2 Korinthiërs/Hoofdstuk 8

Uit Christipedia
Oude Testament: Ge · Ex · Le · De · Joz · Ri · Ru · 1Sa · 2Sa · 1Ko · 2Ko · 1Kr · 2Kr · Ezr · Ne · Est · Job · Ps · Sp · Pr · Hgl · Jes · Jer · Kla · Eze · Da · Hos · Joë · Am · Ob · Jon · Mi · Na · Hab · Zef · Hag · Za · Mal.
Nieuwe Testament: Mt · Mr · Lk · Jh · Hn · Rm · 1Ko · 2Ko · Gl · Ef · Fp · Col · 1Th · 2Th · 1Tm · 2Tm · Tit · Fm · Hb · Jk · 1Pe · 2Pe · 1Jh · 2Jh · 3Jh · Jd · Opb.

2 Korinthiërs:


Hoofdstuk 8 wordt hieronder samengevat en/of een of meer passages worden becommentarieerd.

2 Kor. 8:1

2 Co 8: 1  Maar wij maken u bekend, broeders, de genade van God die in de gemeenten van Macedonie gegeven is, (TELOS)

Mededeelzaamheid vloeit voort uit ontvangen genade, is een genadegave.

2 Kor. 8:2

2 Cor 8:2  dat onder veel beproeving van verdrukking de overvloed van hun blijdschap en hun diepe armoede overvloedig zijn geweest in de rijkdom van hun liefdadigheid. (TELOS)

Dat is voorwaar een bijzondere genade.
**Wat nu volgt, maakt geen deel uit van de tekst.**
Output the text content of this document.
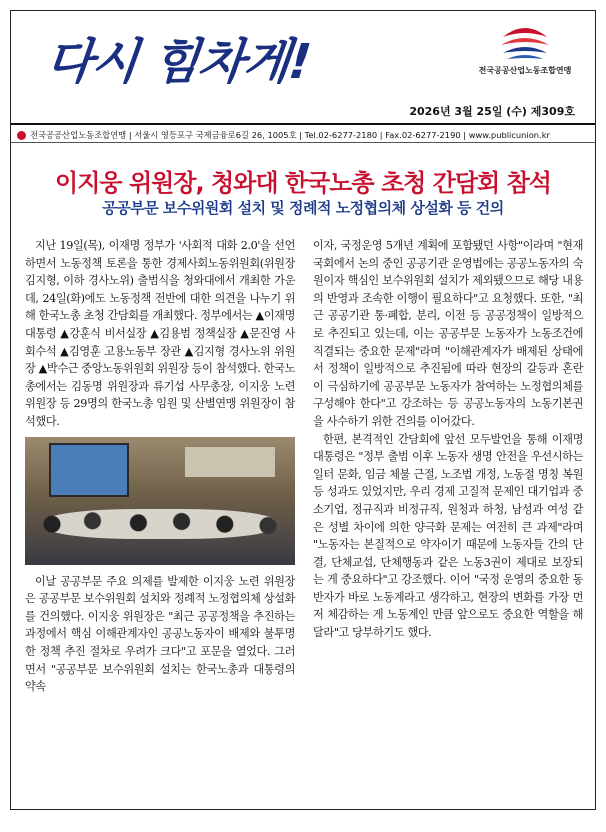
다시 힘차게!	전국공공산업노동조합연맹
2026년 3월 25일 (수) 제309호
전국공공산업노동조합연맹 | 서울시 영등포구 국제금융로6길 26, 1005호 | Tel.02-6277-2180 | Fax.02-6277-2190 | www.publicunion.kr
이지웅 위원장, 청와대 한국노총 초청 간담회 참석
공공부문 보수위원회 설치 및 정례적 노정협의체 상설화 등 건의

지난 19일(목), 이재명 정부가 '사회적 대화 2.0'을 선언하면서 노동정책 토론을 통한 경제사회노동위원회(위원장 김지형, 이하 경사노위) 출범식을 청와대에서 개최한 가운데, 24일(화)에도 노동정책 전반에 대한 의견을 나누기 위해 한국노총 초청 간담회를 개최했다. 정부에서는 ▲이재명 대통령 ▲강훈식 비서실장 ▲김용범 정책실장 ▲문진영 사회수석 ▲김영훈 고용노동부 장관 ▲김지형 경사노위 위원장 ▲박수근 중앙노동위원회 위원장 등이 참석했다. 한국노총에서는 김동명 위원장과 류기섭 사무총장, 이지웅 노련 위원장 등 29명의 한국노총 임원 및 산별연맹 위원장이 참석했다.

이날 공공부문 주요 의제를 발제한 이지웅 노련 위원장은 공공부문 보수위원회 설치와 정례적 노정협의체 상설화를 건의했다. 이지웅 위원장은 "최근 공공정책을 추진하는 과정에서 핵심 이해관계자인 공공노동자이 배제와 불투명한 정책 추진 절차로 우려가 크다"고 포문을 열었다. 그러면서 "공공부문 보수위원회 설치는 한국노총과 대통령의 약속

이자, 국정운영 5개년 계획에 포함됐던 사항"이라며 "현재 국회에서 논의 중인 공공기관 운영법에는 공공노동자의 숙원이자 핵심인 보수위원회 설치가 제외됐으므로 해당 내용의 반영과 조속한 이행이 필요하다"고 요청했다. 또한, "최근 공공기관 통·폐합, 분리, 이전 등 공공정책이 일방적으로 추진되고 있는데, 이는 공공부문 노동자가 노동조건에 직결되는 중요한 문제"라며 "이해관계자가 배제된 상태에서 정책이 일방적으로 추진됨에 따라 현장의 갈등과 혼란이 극심하기에 공공부문 노동자가 참여하는 노정협의체를 구성해야 한다"고 강조하는 등 공공노동자의 노동기본권을 사수하기 위한 건의를 이어갔다.

한편, 본격적인 간담회에 앞선 모두발언을 통해 이재명 대통령은 "정부 출범 이후 노동자 생명 안전을 우선시하는 일터 문화, 임금 체불 근절, 노조법 개정, 노동절 명칭 복원 등 성과도 있었지만, 우리 경제 고질적 문제인 대기업과 중소기업, 정규직과 비정규직, 원청과 하청, 남성과 여성 같은 성별 차이에 의한 양극화 문제는 여전히 큰 과제"라며 "노동자는 본질적으로 약자이기 때문에 노동자들 간의 단결, 단체교섭, 단체행동과 같은 노동3권이 제대로 보장되는 게 중요하다"고 강조했다. 이어 "국정 운영의 중요한 동반자가 바로 노동계라고 생각하고, 현장의 변화를 가장 먼저 체감하는 게 노동계인 만큼 앞으로도 중요한 역할을 해달라"고 당부하기도 했다.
Verdrukking + blijdschap & genade + armoede = vrijgevigheid

2 Kor. 8:3-4

2 Co 8:3  Want ik getuig dat zij naar vermogen en boven vermogen, 8:4  uit eigen beweging, ons met veel aandrang smeekten om deze gunst en de gemeenschap in de dienst aan de heiligen. (TELOS)

Wat bijzonder: (1) boven vermogen, (2) veel aandrang. De blijmoedige gevers!

2 Kor. 8:5

2 Co 8:5  En het was niet zoals wij verwachtten, maar zij gaven zichzelf eerst aan de Heer en daarna aan ons door de wil van God, (TELOS)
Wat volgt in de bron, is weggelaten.